Llegó a la Escuela Rancho ya con las luces del sol sobre sus hombros. Era un rancho miserable que tenía el título de «escuela». Tres paredes de adobe, ya que la cuarta se había caído. Techo de paja y piso de tierra. Cuando llovía tenían que sacar los pupitres afuera porque adentro se inundaba.

Entró a su Escuelita y dejó sus cosas arriba del desvencijado escritorio. Poco después, llegó la otra docente, la «maestra vieja», ya que Susana era la «maestra nueva», recién recibida de la Escuela Normal. Prendieron un brasero y trataron de acomodar los bancos, esperando la llegada de los niños.

Uno a uno fueron llegando, casi todos descalzos, caminando o a caballo. Una vez que estuvieron todos, izaron la desleída celeste y blanca en un mástil de palo en aquel lugar olvidado de la Patria.

Las maestras vivían en un ranchito de una vecina del lugar, que les alquilaba una piecita, ya que vivir en la escuela era imposible. Estaban alejadas de sus familias de lunes a viernes, ya que el viaje desde Victoria hasta «Chilcas» -aquél desolado paraje entrerriano- hubiese consumido mucho dinero de sus menguados sueldos.

Un día, una de las maestras se apareció con una cámara de fotos. Juntó a todos los chicos harapientos frente al rancho destartalado, y bajo la bandera de Belgrano, sacó varias fotos. Las revelaron, las pusieron en un sobre y las enviaron a Buenos Aires, a una Fundación… lo hicieron como el náufrago que arroja un mensaje en una botella al mar.… sin muchas esperanzas.

El tiempo pasó, y no tuvieron noticias de aquella carta.

Hasta que un buen día vieron venir por el camino polvoriento a varios camiones trayendo materiales de construcción. Pocos días después tenían una escuela nueva, reluciente, con una casita al lado para que las maestras tuvieran donde vivir. Inclusive los niños tuvieron sus primeros zapatos y juguetes. Los varones nunca habían tenido una pelota de «verdad» y las nenas muñecas que parecían bebés auténticos.
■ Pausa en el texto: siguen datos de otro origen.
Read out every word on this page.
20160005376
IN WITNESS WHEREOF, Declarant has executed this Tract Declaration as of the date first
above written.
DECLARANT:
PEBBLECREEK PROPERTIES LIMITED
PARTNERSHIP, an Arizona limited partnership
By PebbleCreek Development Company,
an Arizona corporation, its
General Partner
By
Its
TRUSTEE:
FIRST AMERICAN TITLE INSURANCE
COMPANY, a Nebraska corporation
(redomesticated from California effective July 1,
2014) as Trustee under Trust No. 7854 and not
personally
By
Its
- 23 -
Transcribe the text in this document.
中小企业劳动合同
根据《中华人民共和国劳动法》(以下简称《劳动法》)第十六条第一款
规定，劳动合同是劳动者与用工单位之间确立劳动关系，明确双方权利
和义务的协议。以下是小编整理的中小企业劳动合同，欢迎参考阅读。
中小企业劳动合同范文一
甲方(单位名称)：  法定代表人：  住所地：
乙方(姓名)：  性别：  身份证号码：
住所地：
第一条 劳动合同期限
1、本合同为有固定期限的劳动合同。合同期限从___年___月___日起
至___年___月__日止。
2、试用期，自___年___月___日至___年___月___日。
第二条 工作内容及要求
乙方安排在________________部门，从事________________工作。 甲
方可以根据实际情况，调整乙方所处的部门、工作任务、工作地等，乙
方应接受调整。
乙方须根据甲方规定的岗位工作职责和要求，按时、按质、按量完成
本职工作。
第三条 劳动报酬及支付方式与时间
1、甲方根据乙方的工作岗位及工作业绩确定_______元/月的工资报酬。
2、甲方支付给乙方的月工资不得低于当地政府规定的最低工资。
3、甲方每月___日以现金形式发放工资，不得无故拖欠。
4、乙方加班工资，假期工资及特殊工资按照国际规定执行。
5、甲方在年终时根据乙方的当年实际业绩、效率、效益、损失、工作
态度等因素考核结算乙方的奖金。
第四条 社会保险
Cuando todo estuvo listo, entre sollozos de alegría, aquellas dos maestras pudieron izar con orgullo la celeste y blanca en un mástil de verdad. La escuela vieja fue demolida, para evitar recordar aquel oprobio.

Alguien en la lejana Buenos Aires había recibido aquella botella arrojada al mar y había respondido a aquel pedido de auxilio de ese par de maestras desesperadas.

Era la «Fundación Eva Perón» la que había escuchado ese reclamo, y había respondido, como debía ser, sabiendo que los únicos privilegiados son los niños.

Con éstas líneas, sin ser yo peronista, quería recordar que la Señora María Eva Duarte de Perón falleció en un día como hoy, un 26 de julio, pero de 1952.

Es la dualidad de un tiempo lejano. Dualidad que afectó a mí familia por igual. Porque si no recordara que mi abuelo paterno, también maestro, fue cesanteado por la misma gente, por pensar distinto, estaría contando la mitad de la historia. Y las historias se cuentan completas. Con sus luces y sus sombras. Borges decía que los actos de los hombres no merecen ni el fuego, ni el cielo.

¡Ah!!… aquella niña maestra de diecisiete años, llamada Susana Nieves Osuna… era mi mamá.